The Saudi Investment Bank (SAIB) completed its USD 750 mn Additional Tier 1 sustainable sukuk offering, according to a disclosure to Tadawul. The USD-denominated debt sale consisted of 3.75k sukuk, each valued at USD 200k, with an annual return of 6.37%. Settlement is scheduled for Wednesday, 27 November.
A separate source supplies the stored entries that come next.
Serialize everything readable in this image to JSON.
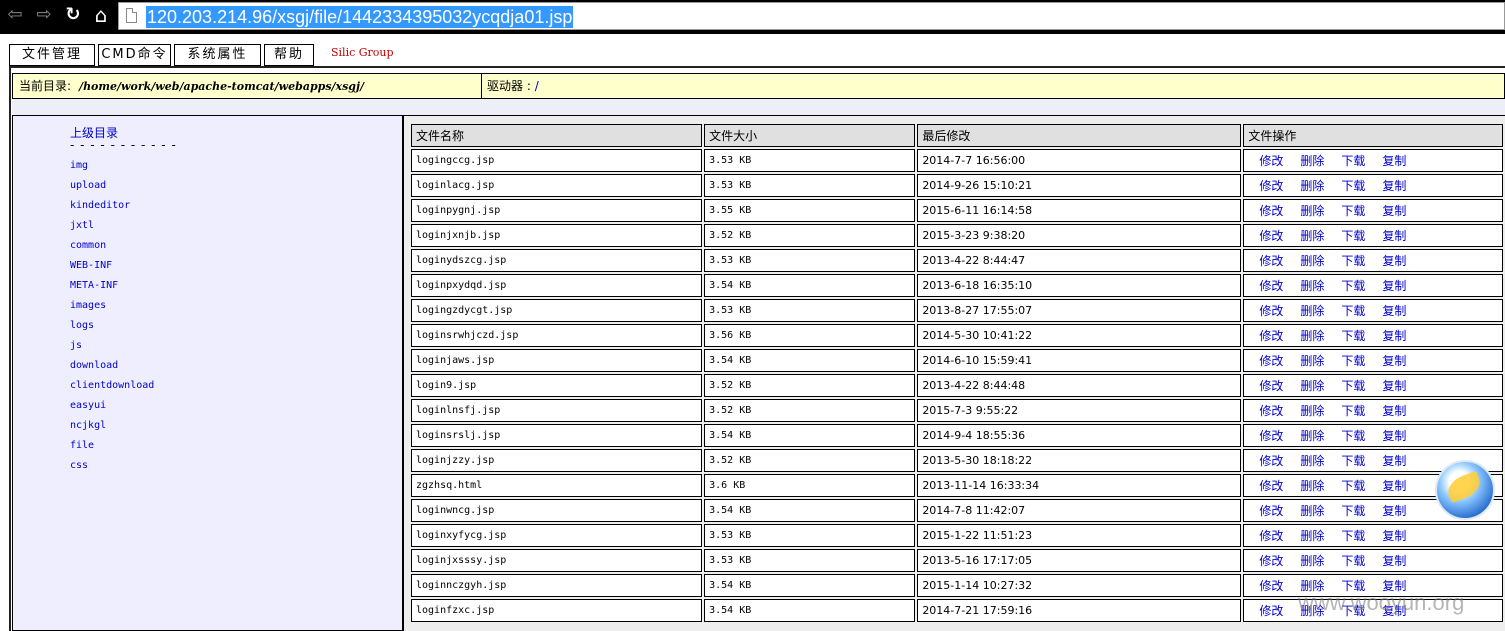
{
  "browser": {
    "url": "120.203.214.96/xsgj/file/1442334395032ycqdja01.jsp",
    "back_glyph": "⇦",
    "forward_glyph": "⇨",
    "reload_glyph": "↻",
    "home_glyph": "⌂"
  },
  "menu": {
    "items": [
      "文件管理",
      "CMD命令",
      "系统属性",
      "帮助"
    ],
    "brand": "Silic Group"
  },
  "info": {
    "current_dir_label": "当前目录:",
    "current_dir": "/home/work/web/apache-tomcat/webapps/xsgj/",
    "drive_label": "驱动器 :",
    "drive": "/"
  },
  "dirs": {
    "up_label": "上级目录",
    "separator": "- - - - - - - - - - -",
    "items": [
      "img",
      "upload",
      "kindeditor",
      "jxtl",
      "common",
      "WEB-INF",
      "META-INF",
      "images",
      "logs",
      "js",
      "download",
      "clientdownload",
      "easyui",
      "ncjkgl",
      "file",
      "css"
    ]
  },
  "table": {
    "headers": [
      "文件名称",
      "文件大小",
      "最后修改",
      "文件操作"
    ],
    "ops": [
      "修改",
      "删除",
      "下载",
      "复制"
    ],
    "rows": [
      {
        "name": "logingccg.jsp",
        "size": "3.53 KB",
        "modified": "2014-7-7 16:56:00"
      },
      {
        "name": "loginlacg.jsp",
        "size": "3.53 KB",
        "modified": "2014-9-26 15:10:21"
      },
      {
        "name": "loginpygnj.jsp",
        "size": "3.55 KB",
        "modified": "2015-6-11 16:14:58"
      },
      {
        "name": "loginjxnjb.jsp",
        "size": "3.52 KB",
        "modified": "2015-3-23 9:38:20"
      },
      {
        "name": "loginydszcg.jsp",
        "size": "3.53 KB",
        "modified": "2013-4-22 8:44:47"
      },
      {
        "name": "loginpxydqd.jsp",
        "size": "3.54 KB",
        "modified": "2013-6-18 16:35:10"
      },
      {
        "name": "logingzdycgt.jsp",
        "size": "3.53 KB",
        "modified": "2013-8-27 17:55:07"
      },
      {
        "name": "loginsrwhjczd.jsp",
        "size": "3.56 KB",
        "modified": "2014-5-30 10:41:22"
      },
      {
        "name": "loginjaws.jsp",
        "size": "3.54 KB",
        "modified": "2014-6-10 15:59:41"
      },
      {
        "name": "login9.jsp",
        "size": "3.52 KB",
        "modified": "2013-4-22 8:44:48"
      },
      {
        "name": "loginlnsfj.jsp",
        "size": "3.52 KB",
        "modified": "2015-7-3 9:55:22"
      },
      {
        "name": "loginsrslj.jsp",
        "size": "3.54 KB",
        "modified": "2014-9-4 18:55:36"
      },
      {
        "name": "loginjzzy.jsp",
        "size": "3.52 KB",
        "modified": "2013-5-30 18:18:22"
      },
      {
        "name": "zgzhsq.html",
        "size": "3.6 KB",
        "modified": "2013-11-14 16:33:34"
      },
      {
        "name": "loginwncg.jsp",
        "size": "3.54 KB",
        "modified": "2014-7-8 11:42:07"
      },
      {
        "name": "loginxyfycg.jsp",
        "size": "3.53 KB",
        "modified": "2015-1-22 11:51:23"
      },
      {
        "name": "loginjxsssy.jsp",
        "size": "3.53 KB",
        "modified": "2013-5-16 17:17:05"
      },
      {
        "name": "loginnczgyh.jsp",
        "size": "3.54 KB",
        "modified": "2015-1-14 10:27:32"
      },
      {
        "name": "loginfzxc.jsp",
        "size": "3.54 KB",
        "modified": "2014-7-21 17:59:16"
      }
    ]
  },
  "watermark": "www.wooyun.org"
}
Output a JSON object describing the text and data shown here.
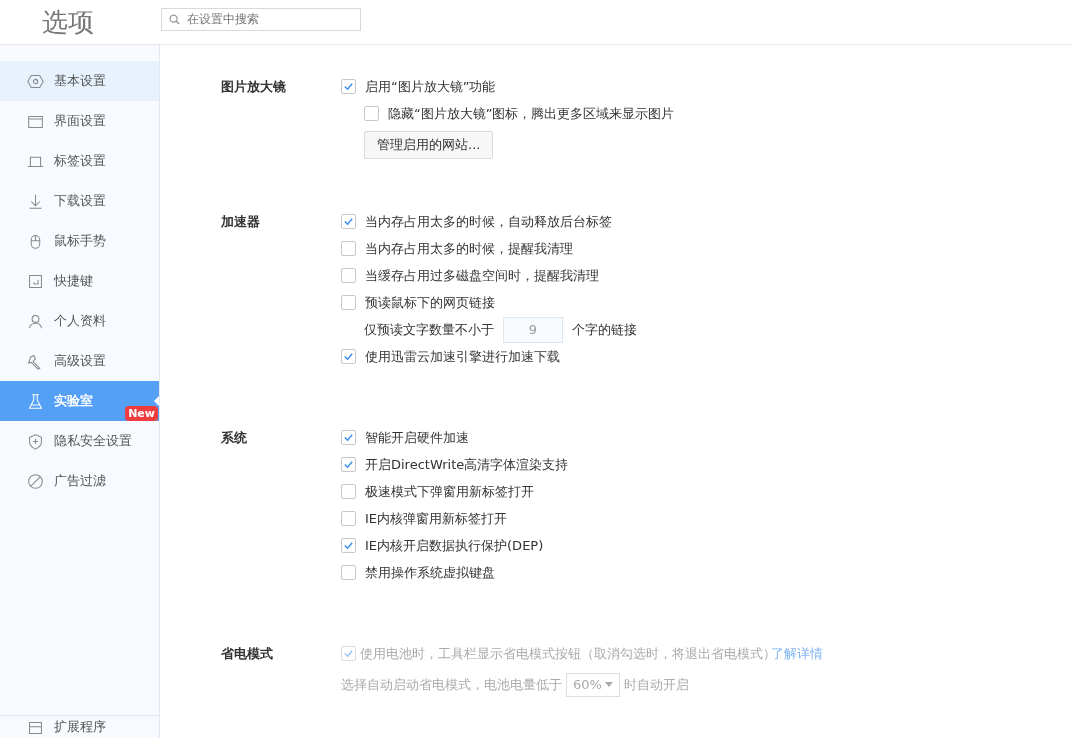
{
  "header": {
    "title": "选项",
    "search": {
      "placeholder": "在设置中搜索"
    }
  },
  "sidebar": {
    "items": [
      {
        "label": "基本设置",
        "selected": false,
        "hovered": true
      },
      {
        "label": "界面设置",
        "selected": false,
        "hovered": false
      },
      {
        "label": "标签设置",
        "selected": false,
        "hovered": false
      },
      {
        "label": "下载设置",
        "selected": false,
        "hovered": false
      },
      {
        "label": "鼠标手势",
        "selected": false,
        "hovered": false
      },
      {
        "label": "快捷键",
        "selected": false,
        "hovered": false
      },
      {
        "label": "个人资料",
        "selected": false,
        "hovered": false
      },
      {
        "label": "高级设置",
        "selected": false,
        "hovered": false
      },
      {
        "label": "实验室",
        "selected": true,
        "hovered": false,
        "badge": "New"
      },
      {
        "label": "隐私安全设置",
        "selected": false,
        "hovered": false
      },
      {
        "label": "广告过滤",
        "selected": false,
        "hovered": false
      }
    ],
    "footer_item": {
      "label": "扩展程序"
    }
  },
  "sections": [
    {
      "title": "图片放大镜",
      "disabled": false,
      "items": [
        {
          "kind": "checkbox",
          "label": "启用“图片放大镜”功能",
          "checked": true,
          "children": [
            {
              "kind": "checkbox",
              "label": "隐藏“图片放大镜”图标，腾出更多区域来显示图片",
              "checked": false
            },
            {
              "kind": "button",
              "label": "管理启用的网站..."
            }
          ]
        }
      ]
    },
    {
      "title": "加速器",
      "disabled": false,
      "items": [
        {
          "kind": "checkbox",
          "label": "当内存占用太多的时候，自动释放后台标签",
          "checked": true
        },
        {
          "kind": "checkbox",
          "label": "当内存占用太多的时候，提醒我清理",
          "checked": false
        },
        {
          "kind": "checkbox",
          "label": "当缓存占用过多磁盘空间时，提醒我清理",
          "checked": false
        },
        {
          "kind": "checkbox",
          "label": "预读鼠标下的网页链接",
          "checked": false,
          "children": [
            {
              "kind": "number-input",
              "before": "仅预读文字数量不小于",
              "value": "9",
              "after": "个字的链接"
            }
          ]
        },
        {
          "kind": "checkbox",
          "label": "使用迅雷云加速引擎进行加速下载",
          "checked": true
        }
      ]
    },
    {
      "title": "系统",
      "disabled": false,
      "items": [
        {
          "kind": "checkbox",
          "label": "智能开启硬件加速",
          "checked": true
        },
        {
          "kind": "checkbox",
          "label": "开启DirectWrite高清字体渲染支持",
          "checked": true
        },
        {
          "kind": "checkbox",
          "label": "极速模式下弹窗用新标签打开",
          "checked": false
        },
        {
          "kind": "checkbox",
          "label": "IE内核弹窗用新标签打开",
          "checked": false
        },
        {
          "kind": "checkbox",
          "label": "IE内核开启数据执行保护(DEP)",
          "checked": true
        },
        {
          "kind": "checkbox",
          "label": "禁用操作系统虚拟键盘",
          "checked": false
        }
      ]
    },
    {
      "title": "省电模式",
      "disabled": true,
      "items": [
        {
          "kind": "checkbox",
          "label": "使用电池时，工具栏显示省电模式按钮（取消勾选时，将退出省电模式）",
          "checked": true,
          "link": "了解详情"
        },
        {
          "kind": "select",
          "before": "选择自动启动省电模式，电池电量低于",
          "value": "60%",
          "after": "时自动开启"
        }
      ]
    }
  ]
}
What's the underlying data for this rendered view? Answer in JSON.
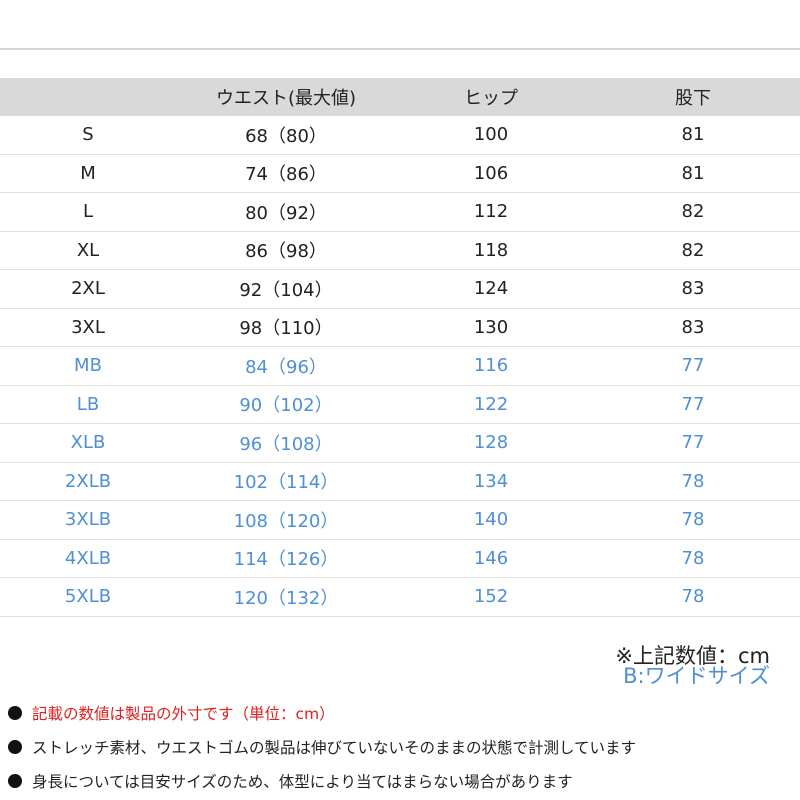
{
  "table": {
    "headers": [
      "",
      "ウエスト(最大値)",
      "ヒップ",
      "股下"
    ],
    "rows": [
      {
        "size": "S",
        "waist": "68（80）",
        "hip": "100",
        "inseam": "81",
        "wide": false
      },
      {
        "size": "M",
        "waist": "74（86）",
        "hip": "106",
        "inseam": "81",
        "wide": false
      },
      {
        "size": "L",
        "waist": "80（92）",
        "hip": "112",
        "inseam": "82",
        "wide": false
      },
      {
        "size": "XL",
        "waist": "86（98）",
        "hip": "118",
        "inseam": "82",
        "wide": false
      },
      {
        "size": "2XL",
        "waist": "92（104）",
        "hip": "124",
        "inseam": "83",
        "wide": false
      },
      {
        "size": "3XL",
        "waist": "98（110）",
        "hip": "130",
        "inseam": "83",
        "wide": false
      },
      {
        "size": "MB",
        "waist": "84（96）",
        "hip": "116",
        "inseam": "77",
        "wide": true
      },
      {
        "size": "LB",
        "waist": "90（102）",
        "hip": "122",
        "inseam": "77",
        "wide": true
      },
      {
        "size": "XLB",
        "waist": "96（108）",
        "hip": "128",
        "inseam": "77",
        "wide": true
      },
      {
        "size": "2XLB",
        "waist": "102（114）",
        "hip": "134",
        "inseam": "78",
        "wide": true
      },
      {
        "size": "3XLB",
        "waist": "108（120）",
        "hip": "140",
        "inseam": "78",
        "wide": true
      },
      {
        "size": "4XLB",
        "waist": "114（126）",
        "hip": "146",
        "inseam": "78",
        "wide": true
      },
      {
        "size": "5XLB",
        "waist": "120（132）",
        "hip": "152",
        "inseam": "78",
        "wide": true
      }
    ]
  },
  "notes": {
    "unit": "※上記数値：cm",
    "wide": "B:ワイドサイズ"
  },
  "bullets": [
    {
      "text": "記載の数値は製品の外寸です（単位：cm）",
      "highlight": true
    },
    {
      "text": "ストレッチ素材、ウエストゴムの製品は伸びていないそのままの状態で計測しています",
      "highlight": false
    },
    {
      "text": "身長については目安サイズのため、体型により当てはまらない場合があります",
      "highlight": false
    }
  ],
  "colors": {
    "header_bg": "#d9d9d9",
    "wide_size_text": "#4f8fd4",
    "highlight_text": "#e02020",
    "bullet_dot": "#111111"
  }
}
ADVISORS- Our friends at HSBC are acting as joint lead managers and bookrunners on the transaction, along with Alistithmar for Financial Securities and Brokerage, Citigroup Global Markets, J.P. Morgan Securities, Goldman Sachs, MUFG Securities EMEA plc, Arqaam Capital, and Standard Chartered.
IN OTHER SAUDI DEBT NEWS-
Marafiq signs agreements with local lenders to extend loan terms: The Power and Water Utility Company for Jubail and Yanbu (Marafiq) inked agreements with Banque Saudi Fransi, Saudi Awwal Bank, and Saudi National Bank rescheduling SAR 5.9 bn in Shariah-compliant loans, according to a disclosure to Tadawul.
The new timeline: The revised agreements see grace periods for the loans extended by three years, pushing the start of repayments to June 2028 from June 2025. Meanwhile, the new terms retain the original financing period which ends in December 2034.